GOP: No Gays Allowed

          Here's a statement from Romney's foreign policy spokesman, Ric Grenell, who has been prevented from, er, being a spokesman these past two weeks because of a Christianist campaign:
I have decided to resign from the Romney campaign as the Foreign Policy and National Security Spokesman. While I welcomed the challenge to confront President Obama’s foreign policy failures and weak leadership on the world stage, my ability to speak clearly and forcefully on the issues has been greatly diminished by the hyper-partisan discussion of personal issues that sometimes comes from a presidential campaign. I want to thank Governor Romney for his belief in me and my abilities and his clear message to me that being openly gay was a non-issue for him and his team.
          But it decidedly was not a non-issue for the base:
The ongoing pressure from social conservatives over his appointment and the reluctance of the Romney campaign to send Grenell out as a spokesman while controversy swirled left Grenell essentially with no job.
          Why? Grenell - like almost every homosexual in America - favors equal marriage rights for gays. He has indeed blasted Obama for his reticence on this question. He is also quite clearly a movement neo-conservative on a whole variety of issues, especially the area he was selected to be a spokesman for: national security. He was John Bolton's spokesman for Pete's sake. If a Boltonite cannot be allowed to speak about foreign policy because he is gay, is there any place for any gays in the GOP? National Review's Matthew Franck pounced last week:
When the Obama State Department is already moving to elevate the gay-rights agenda to a higher plane than religious freedom in the foreign policy of the United States, it is reasonable to wonder whether Grenell, after taking such a prominent place in the Romney campaign’s foreign-policy shop, would be in line for an influential State posting where he could pursue his passion for that same agenda.

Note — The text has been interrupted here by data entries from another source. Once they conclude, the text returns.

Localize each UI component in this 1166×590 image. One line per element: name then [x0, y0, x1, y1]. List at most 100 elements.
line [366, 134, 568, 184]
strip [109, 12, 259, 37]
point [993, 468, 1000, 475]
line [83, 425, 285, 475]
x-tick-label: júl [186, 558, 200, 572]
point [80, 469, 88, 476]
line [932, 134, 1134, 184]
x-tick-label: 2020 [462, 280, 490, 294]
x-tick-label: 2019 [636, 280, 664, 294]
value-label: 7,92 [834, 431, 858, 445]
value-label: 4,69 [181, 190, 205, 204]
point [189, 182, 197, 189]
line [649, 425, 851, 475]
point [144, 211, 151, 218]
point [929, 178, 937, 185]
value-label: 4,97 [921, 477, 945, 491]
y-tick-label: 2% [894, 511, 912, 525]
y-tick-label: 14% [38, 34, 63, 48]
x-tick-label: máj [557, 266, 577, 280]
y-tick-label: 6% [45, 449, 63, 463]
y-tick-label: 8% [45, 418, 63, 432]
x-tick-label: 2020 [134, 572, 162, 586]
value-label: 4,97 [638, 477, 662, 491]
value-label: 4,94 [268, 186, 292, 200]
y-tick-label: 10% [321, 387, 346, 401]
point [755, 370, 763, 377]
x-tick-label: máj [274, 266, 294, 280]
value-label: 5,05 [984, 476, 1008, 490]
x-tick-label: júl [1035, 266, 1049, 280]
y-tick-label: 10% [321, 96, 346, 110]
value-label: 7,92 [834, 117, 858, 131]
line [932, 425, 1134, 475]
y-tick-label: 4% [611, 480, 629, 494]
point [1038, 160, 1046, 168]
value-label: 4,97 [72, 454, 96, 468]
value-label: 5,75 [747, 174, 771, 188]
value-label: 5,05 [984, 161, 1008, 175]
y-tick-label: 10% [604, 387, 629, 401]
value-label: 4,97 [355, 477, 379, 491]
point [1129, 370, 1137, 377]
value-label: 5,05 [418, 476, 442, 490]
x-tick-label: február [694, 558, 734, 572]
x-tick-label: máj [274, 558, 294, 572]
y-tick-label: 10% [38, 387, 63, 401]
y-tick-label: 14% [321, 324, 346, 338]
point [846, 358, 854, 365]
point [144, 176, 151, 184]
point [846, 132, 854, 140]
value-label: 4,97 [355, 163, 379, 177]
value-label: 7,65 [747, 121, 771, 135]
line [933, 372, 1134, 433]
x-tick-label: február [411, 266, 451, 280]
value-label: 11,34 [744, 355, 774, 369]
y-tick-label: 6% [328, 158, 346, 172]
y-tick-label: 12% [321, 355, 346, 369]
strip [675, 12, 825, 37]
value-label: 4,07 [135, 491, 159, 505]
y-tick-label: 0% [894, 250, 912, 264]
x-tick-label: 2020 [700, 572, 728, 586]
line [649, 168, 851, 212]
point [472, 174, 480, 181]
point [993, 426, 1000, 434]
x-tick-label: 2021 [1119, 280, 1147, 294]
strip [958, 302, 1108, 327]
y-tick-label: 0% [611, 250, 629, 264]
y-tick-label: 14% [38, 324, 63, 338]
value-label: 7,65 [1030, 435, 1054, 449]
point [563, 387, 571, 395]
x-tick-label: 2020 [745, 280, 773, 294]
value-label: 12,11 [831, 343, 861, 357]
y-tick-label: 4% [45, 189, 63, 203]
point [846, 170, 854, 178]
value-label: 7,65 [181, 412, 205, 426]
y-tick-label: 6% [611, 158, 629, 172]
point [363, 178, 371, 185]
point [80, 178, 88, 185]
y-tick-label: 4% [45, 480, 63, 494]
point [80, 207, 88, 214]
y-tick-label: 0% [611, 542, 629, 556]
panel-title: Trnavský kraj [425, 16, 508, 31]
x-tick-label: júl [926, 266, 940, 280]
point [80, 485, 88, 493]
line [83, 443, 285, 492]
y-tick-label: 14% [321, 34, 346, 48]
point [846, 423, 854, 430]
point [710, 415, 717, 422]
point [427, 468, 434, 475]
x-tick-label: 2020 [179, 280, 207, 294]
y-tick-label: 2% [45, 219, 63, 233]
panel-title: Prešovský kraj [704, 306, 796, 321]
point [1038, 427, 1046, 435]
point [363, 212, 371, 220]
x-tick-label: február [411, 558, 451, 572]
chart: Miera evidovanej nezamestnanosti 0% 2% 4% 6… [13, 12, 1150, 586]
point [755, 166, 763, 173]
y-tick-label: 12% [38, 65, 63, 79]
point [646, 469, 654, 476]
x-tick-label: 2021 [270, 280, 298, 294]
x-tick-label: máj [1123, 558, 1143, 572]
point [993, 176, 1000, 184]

In a subsequent post, Franck went further and abandoned any pretense:
Williamson is quite sure that it is harmless to hire an ardent advocate of same-sex marriage for a prominent place in a campaign pledged to defeat same-sex marriage, because the hireling’s brief runs to matters not directly related to the issue. If he thinks that the gay-rights agenda doesn’t have any bearing on American foreign policy, he’s not paying attention. If he thinks that influence doesn’t run up as well as it does down in the hierarchy of a campaign, that voters are not inclined, with some justice, to regard hiring decisions such as this as an indication of the seriousness of the candidate about such a subject, and that it doesn’t matter whether the campaign is seen to be unequivocal on an issue that moves many millions of voters, then he is not the keen observer of politics I took him for.
          (To be fair to NRO, Kevin Williamson was a voice for toleration.)
          If opposition to marriage equality is a litmus test for gay inclusion in the Romney campaign and administration, then there will be scarcely a single openly gay person willing to sign up to play any part in it. It has come to this. The GOP will have no gays within it unless they are prepared openly to oppose their own core rights and dignity. Romney has gone from promising to be more pro-gay in the Senate than Ted Kennedy than hanging a lone gay spokesman out to dry and pledging to write into the very constitution that gays are second class citizens.
          If you're gay, or your friend, son, daughter, brother, sister, aunt or uncle is gay, you just learned something about what the GOP now is. Do not forget it.